Columnist Ruben Navarrette's commentary on balance in parenting reminded me of an impactful book from my parenting days. It was a "how-to" of balance. My own youth involved lining up in school, boys on one wall, girls on the other, for math practice. Miss an answer and you went to the back of the line with "Wrong!" echoing in your ears.
I hated that memory but I also hated the "everyone's a winner" philosophy of pseudo self-esteem just taking hold when my kids were young. Then I read Mazlish and Faber's, "How to Talk So Kids Listen and Listen So Kids Talk." It was chock full of examples for honest praise laced with ideas for doing something even better. "Good boy/girl" is so vague, and no one is good (or bad) all the time. But a kid could be very good at bouncing a basketball and be even better at making baskets if he/she aimed just so at the square on the backboard. A kid could be told that balls are for bouncing outside and that balls bounced inside go into time out. Balls bounce inside? Time out for the ball, and stick to it -- every time. And if the kids cry, it's easy to then commiserate with them about the difficulties of living with poor decisions.

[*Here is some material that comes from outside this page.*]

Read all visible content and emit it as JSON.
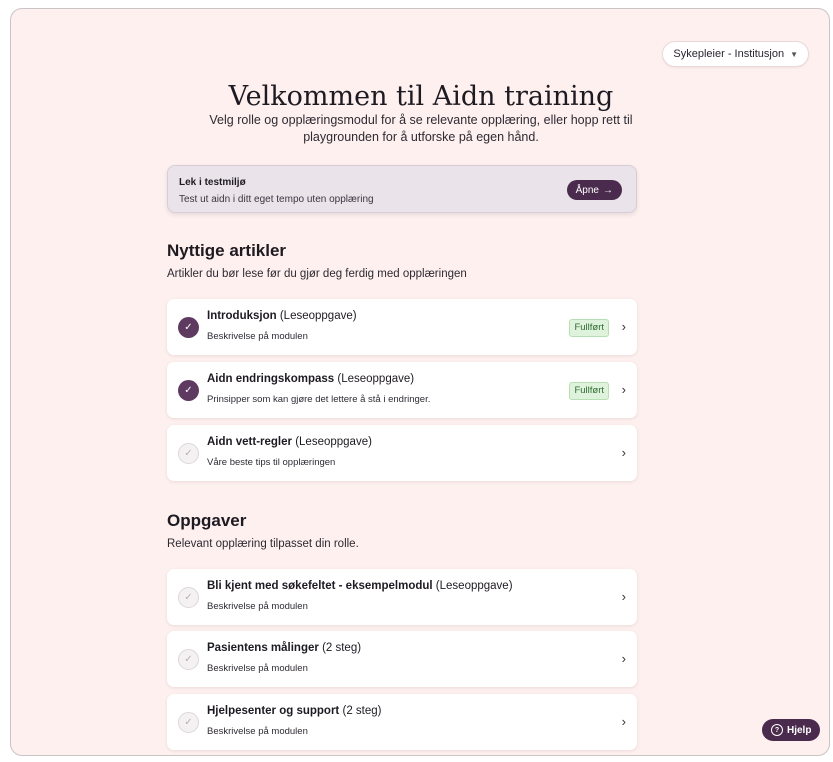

This approach takes time, effort, love and patience (with yourself and them). Not until my kids were in college did I hear a thank-you for those efforts. An even greater thank-you came when they used similar approaches with their own children.
Ours is such an all-or-nothing, black-or-white culture. Life isn't like that. It's messy and full of shades of gray. Even so, with natural consequences, consistency, patience and love, one can have balance, standards, limits, self-correction and growth while simultaneously building healthy self-esteem.